É a comunicação de outra coisa, que não é a política, mas que importa tanto quanto a política. Uma outra política, uma antipolítica. Assim chegamos ao fenômeno Pablo Marçal. A estratégia disruptiva, o enfrentamento, o embotamento das questões que importariam caso a política não precisasse “encantar”.
Tudo age como se expressão fosse do mundo comum, sem grandes técnicas profissionais. Apenas o cidadão e seu anseio. Marçal vai operando uma mudança estrutural que: 1- cria um novo modo de consumo da política, entendida como entretenimento, que 2- obriga os adversários a, de um modo ou de outro, acompanharem o candidato, com respostas e desafios, que levam à política ao seu modus operandi.
Pablo Marçal e Tabata Amaral
Dois candidatos a prefeito em São Paulo têm se destacado em termos de rede social. Pablo Marçal (PRTB), que adota um tom disruptivo e acumula polêmicas, tem demonstrado crescimento nas pesquisas. Em episódios recentes discutiu com Guilherme Boulos (Psol) durante um debate e puxou uma carteira de trabalho para provocar o adversário. Há algumas semanas soprou um pó branco na direção de um dirigente da Rede, que apoia Boulos.

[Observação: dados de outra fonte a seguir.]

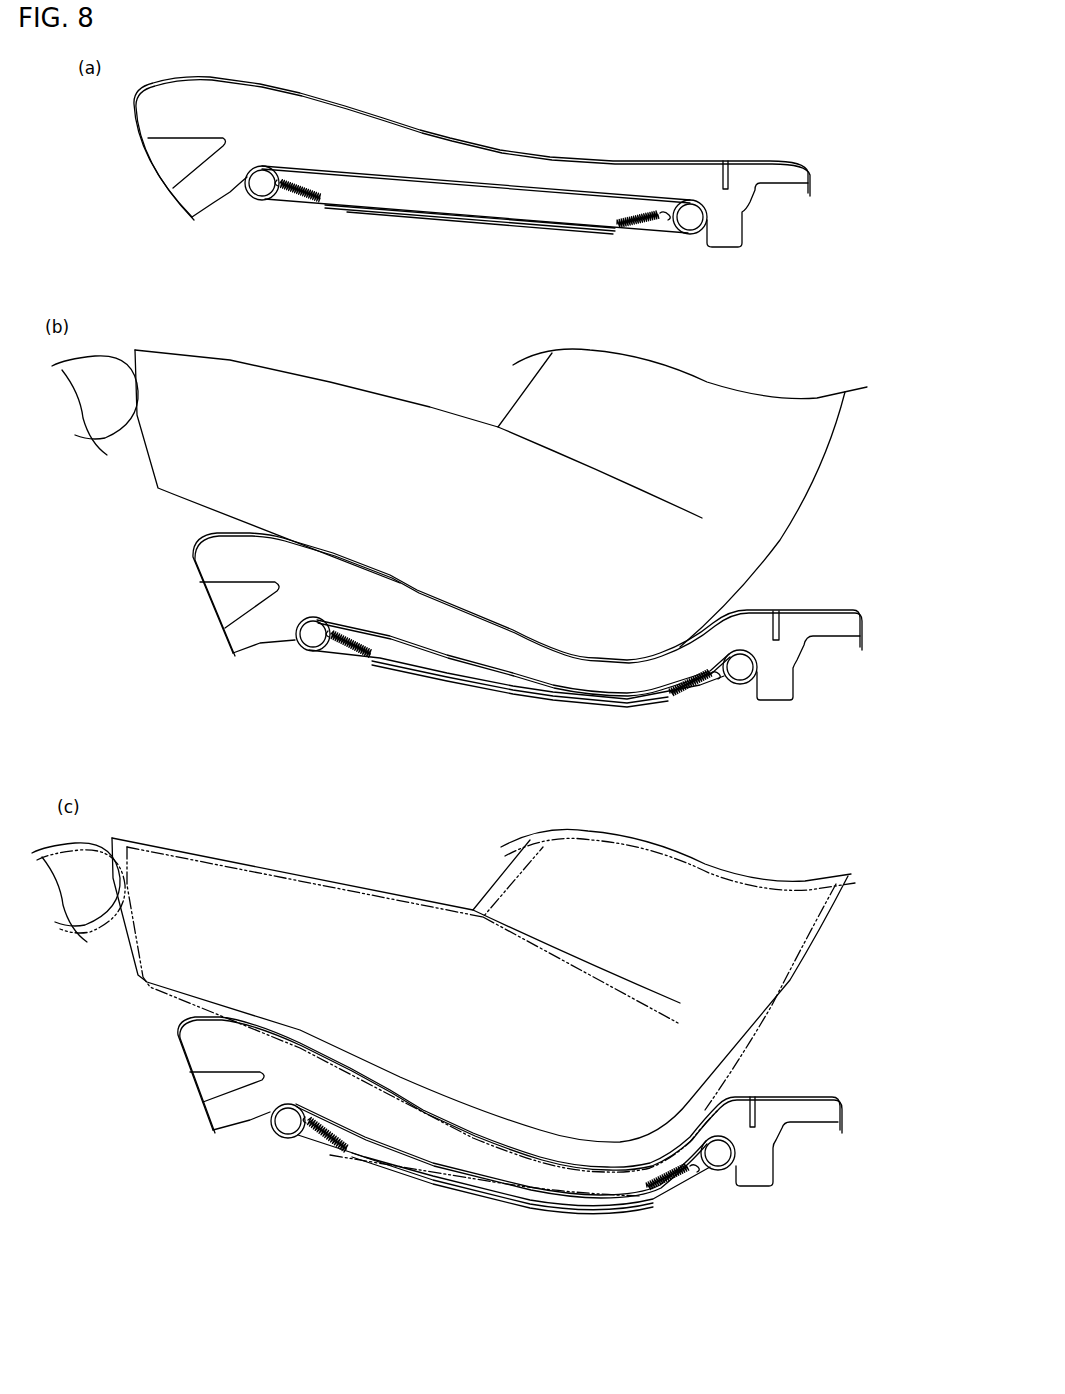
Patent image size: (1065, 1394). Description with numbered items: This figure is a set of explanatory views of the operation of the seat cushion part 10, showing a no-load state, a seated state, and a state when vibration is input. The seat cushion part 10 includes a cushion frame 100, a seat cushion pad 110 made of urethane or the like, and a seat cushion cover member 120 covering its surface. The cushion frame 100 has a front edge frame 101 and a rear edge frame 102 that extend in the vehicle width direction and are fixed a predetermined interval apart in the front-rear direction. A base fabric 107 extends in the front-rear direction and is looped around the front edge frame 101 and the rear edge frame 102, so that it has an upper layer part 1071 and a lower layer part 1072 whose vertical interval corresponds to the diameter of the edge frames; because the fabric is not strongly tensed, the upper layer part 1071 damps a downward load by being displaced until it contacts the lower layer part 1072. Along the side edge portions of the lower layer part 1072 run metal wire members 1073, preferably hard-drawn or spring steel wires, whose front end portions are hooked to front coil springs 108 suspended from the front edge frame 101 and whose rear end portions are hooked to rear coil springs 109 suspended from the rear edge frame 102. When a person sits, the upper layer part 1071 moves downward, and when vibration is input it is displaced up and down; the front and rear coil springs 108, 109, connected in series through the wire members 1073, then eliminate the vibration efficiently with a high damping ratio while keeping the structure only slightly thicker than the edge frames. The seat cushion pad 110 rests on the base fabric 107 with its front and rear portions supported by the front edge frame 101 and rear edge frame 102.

The seat cushion part 10 is at (500, 126).
The cushion frame 100 is at (254, 189).
The front edge frame 101 is at (264, 190).
The rear edge frame 102 is at (690, 222).
The base fabric 107 is at (401, 169).
The upper layer part 1071 is at (495, 178).
The lower layer part 1072 is at (447, 210).
The wire member 1073 is at (473, 222).
The front coil spring 108 is at (303, 197).
The rear coil spring 109 is at (633, 227).
The seat cushion pad 110 is at (584, 165).
The seat cushion cover member 120 is at (673, 160).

Atrás nas pesquisas, a deputada Tábata Amaral tem crescido em visualizações nas redes sociais após mudar o tom da campanha e tomar Marçal como alvo. Segundo representantes da campanha, ela bateu recorde de visualizações em suas redes sociais com vídeos que criticam Marçal duramente, apontando supostos elos entre o candidato e a facção criminosa PCC. A estratégia é se colocar como principal antagonista do candidato que monopoliza atenções nesse campo virtual, fazendo com que a campanha de Tabata se eleve inclusive perante outros candidatos, como Boulos e Nunes, que disputam mais próximos de Marçal.

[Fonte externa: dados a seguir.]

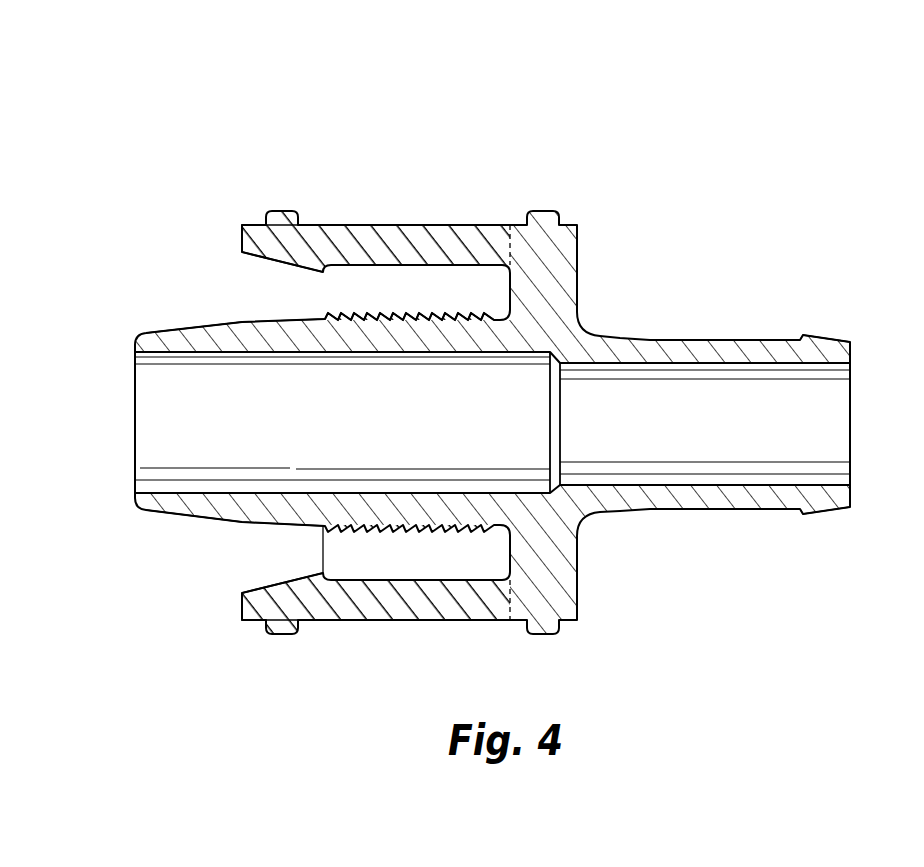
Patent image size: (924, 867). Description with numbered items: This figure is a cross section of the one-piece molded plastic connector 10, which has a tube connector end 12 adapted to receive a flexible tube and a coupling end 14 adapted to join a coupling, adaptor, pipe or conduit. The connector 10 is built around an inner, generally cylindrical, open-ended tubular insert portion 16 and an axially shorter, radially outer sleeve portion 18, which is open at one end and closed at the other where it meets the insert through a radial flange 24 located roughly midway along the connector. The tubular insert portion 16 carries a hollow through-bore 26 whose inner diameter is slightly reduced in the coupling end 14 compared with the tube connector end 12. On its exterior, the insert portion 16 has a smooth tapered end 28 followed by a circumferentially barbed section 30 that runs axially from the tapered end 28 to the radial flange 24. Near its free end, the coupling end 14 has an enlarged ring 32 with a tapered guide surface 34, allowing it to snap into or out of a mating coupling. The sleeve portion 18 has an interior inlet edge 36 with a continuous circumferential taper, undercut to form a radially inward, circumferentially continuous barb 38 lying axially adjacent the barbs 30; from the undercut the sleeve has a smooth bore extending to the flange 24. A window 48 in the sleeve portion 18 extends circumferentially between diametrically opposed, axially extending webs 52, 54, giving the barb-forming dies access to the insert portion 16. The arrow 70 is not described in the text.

The connector 10 is at (527, 132).
The tube connector end 12 is at (111, 543).
The coupling end 14 is at (818, 561).
The tubular insert portion 16 is at (473, 578).
The sleeve portion 18 is at (312, 203).
The radial flange 24 is at (578, 282).
The through-bore 26 is at (172, 407).
The tapered end 28 is at (168, 331).
The barbed section 30 is at (415, 315).
The enlarged ring 32 is at (808, 333).
The tapered guide surface 34 is at (843, 338).
The interior inlet edge 36 is at (242, 266).
The barb 38 is at (330, 557).
The window 48 is at (403, 278).
The web 52 is at (465, 240).
The web 54 is at (405, 605).
The insertion direction arrow 70 is at (186, 285).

George Lima e André Fernandes
André Fernandes (PL) já é conhecido pela sua postura de enfrentamento de opositores, muitas vezes sendo acusado de passar do tom. O modo de agir é comum entre candidatos ligados ao ex-presidente Jair Bolsonaro (PL). No debate do O POVO, chamou candidatos do Psol e do Solidariedade de “inexpressivos” e “puxadinhos do PT”, o que gerou uma resposta de George Lima (Solidariedade), que viralizou nacionalmente ao dizer: “chupa aqui para ver se sai leite” em resposta ao adversário. O episódio virou meme, sendo um dos pontos altos do debate, mas para especialistas é uma forma de reforçar estratégias de comunicação.

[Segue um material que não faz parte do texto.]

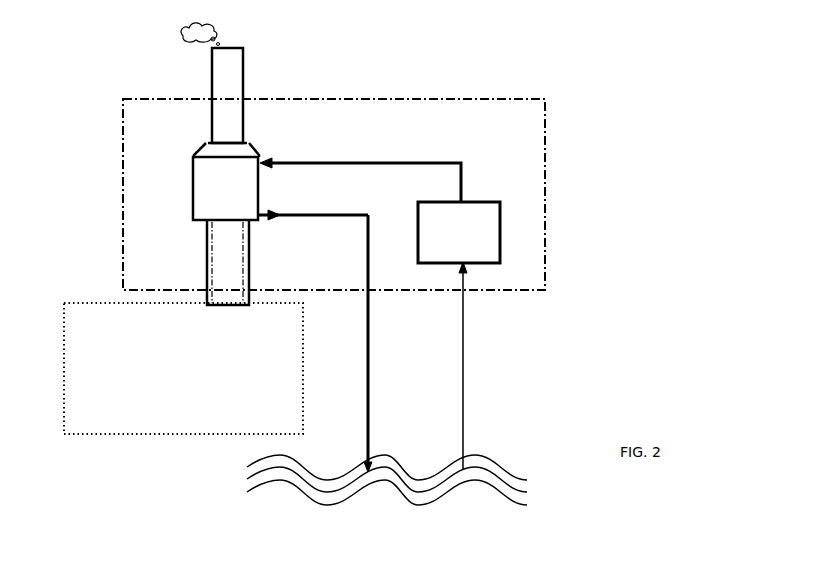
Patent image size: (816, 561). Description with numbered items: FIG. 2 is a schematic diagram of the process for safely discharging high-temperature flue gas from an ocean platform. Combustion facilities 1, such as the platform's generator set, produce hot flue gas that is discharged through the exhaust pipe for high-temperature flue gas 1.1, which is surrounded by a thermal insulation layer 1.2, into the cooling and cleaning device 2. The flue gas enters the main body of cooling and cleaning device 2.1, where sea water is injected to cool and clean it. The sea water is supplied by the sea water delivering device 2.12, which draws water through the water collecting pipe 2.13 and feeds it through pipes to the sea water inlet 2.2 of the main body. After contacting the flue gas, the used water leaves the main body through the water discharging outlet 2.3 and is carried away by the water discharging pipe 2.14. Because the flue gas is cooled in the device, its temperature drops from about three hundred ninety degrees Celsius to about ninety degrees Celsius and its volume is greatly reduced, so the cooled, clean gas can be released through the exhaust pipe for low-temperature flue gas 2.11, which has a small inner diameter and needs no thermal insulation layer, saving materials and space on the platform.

The combustion facilities 1 is at (102, 312).
The exhaust pipe for high-temperature flue gas 1.1 is at (230, 280).
The thermal insulation layer 1.2 is at (210, 285).
The cooling and cleaning device 2 is at (393, 113).
The main body of cooling and cleaning device 2.1 is at (205, 192).
The exhaust pipe for low-temperature flue gas 2.11 is at (222, 123).
The sea water delivering device 2.12 is at (450, 232).
The water collecting pipe 2.13 is at (463, 415).
The water discharging pipe 2.14 is at (370, 380).
The sea water inlet 2.2 is at (264, 162).
The water discharging outlet 2.3 is at (327, 201).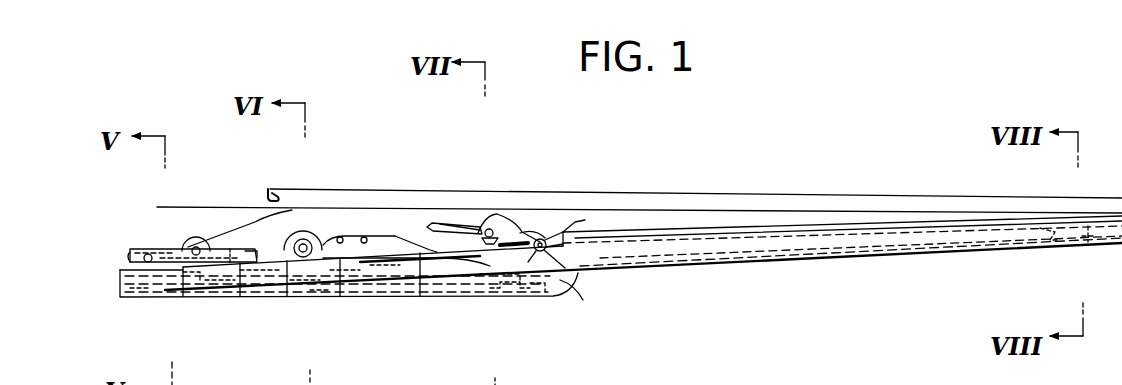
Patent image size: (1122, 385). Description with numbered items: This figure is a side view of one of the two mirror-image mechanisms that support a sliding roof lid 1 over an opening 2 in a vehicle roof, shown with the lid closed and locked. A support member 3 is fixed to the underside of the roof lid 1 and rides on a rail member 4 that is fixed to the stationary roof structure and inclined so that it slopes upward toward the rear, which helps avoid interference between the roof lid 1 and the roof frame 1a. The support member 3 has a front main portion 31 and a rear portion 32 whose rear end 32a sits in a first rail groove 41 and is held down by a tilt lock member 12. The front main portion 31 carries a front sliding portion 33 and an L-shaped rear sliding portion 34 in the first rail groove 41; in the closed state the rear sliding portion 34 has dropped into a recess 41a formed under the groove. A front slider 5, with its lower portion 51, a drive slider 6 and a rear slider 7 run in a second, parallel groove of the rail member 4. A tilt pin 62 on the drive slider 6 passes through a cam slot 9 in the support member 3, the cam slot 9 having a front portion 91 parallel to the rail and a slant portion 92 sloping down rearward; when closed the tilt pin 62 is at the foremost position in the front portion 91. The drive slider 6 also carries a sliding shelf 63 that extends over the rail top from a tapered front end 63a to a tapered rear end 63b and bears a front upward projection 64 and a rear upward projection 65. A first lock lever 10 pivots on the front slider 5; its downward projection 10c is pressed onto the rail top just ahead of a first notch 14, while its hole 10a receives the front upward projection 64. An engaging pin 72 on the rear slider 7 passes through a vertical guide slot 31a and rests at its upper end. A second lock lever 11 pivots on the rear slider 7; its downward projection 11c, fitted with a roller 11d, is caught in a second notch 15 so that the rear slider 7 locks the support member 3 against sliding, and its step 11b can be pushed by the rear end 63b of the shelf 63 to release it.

The roof lid 1 is at (746, 192).
The roof frame 1a is at (267, 203).
The opening 2 is at (281, 190).
The support member 3 is at (394, 223).
The rail member 4 is at (790, 262).
The front slider 5 is at (200, 237).
The drive slider 6 is at (319, 232).
The rear slider 7 is at (520, 233).
The cam slot 9 is at (405, 270).
The first lock lever 10 is at (160, 250).
The hole 10a is at (238, 243).
The downward projection 10c is at (148, 262).
The second lock lever 11 is at (546, 240).
The step 11b is at (520, 290).
The downward projection 11c is at (556, 257).
The roller 11d is at (582, 222).
The tilt lock member 12 is at (1090, 248).
The first notch 14 is at (172, 286).
The second notch 15 is at (583, 300).
The front main portion 31 is at (378, 218).
The guide slot 31a is at (490, 268).
The rear portion 32 is at (893, 211).
The rear end 32a is at (1052, 246).
The front sliding portion 33 is at (140, 292).
The rear sliding portion 34 is at (500, 290).
The first rail groove 41 is at (703, 255).
The recess 41a is at (536, 290).
The lower portion 51 is at (225, 292).
The tilt pin 62 is at (318, 300).
The sliding shelf 63 is at (340, 282).
The front end 63a is at (190, 286).
The rear end 63b is at (385, 266).
The front upward projection 64 is at (245, 286).
The rear upward projection 65 is at (305, 290).
The engaging pin 72 is at (485, 237).
The front portion 91 is at (345, 232).
The slant portion 92 is at (364, 232).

Kamala Harris e Donald Trump
Ex-presidente dos Estados Unidos, Donald Trump é reconhecido mundialmente como um predecessor desse modus operandi comum a candidatos da extrema direita. Neste ano Trump foi vítima de uma tentativa de assassinato a tiro, o que foi - e ainda é - utilizado pelo candidato republicano como um ás na manga durante a campanha deste ano. Trump dobra as apostas no discurso antissistema e apela ao saudosismo e ultranacionalismo. Do outro lado, os democratas titubeavam entre mudar o candidato ou não. Decidiram pela indicação de Kamala Harris, atual vice-presidente, que tem utilizado linguagem firme e dura contra Trump, a fim de repetir uma onda de rejeição a Trump, que virou o jogo há quatro anos.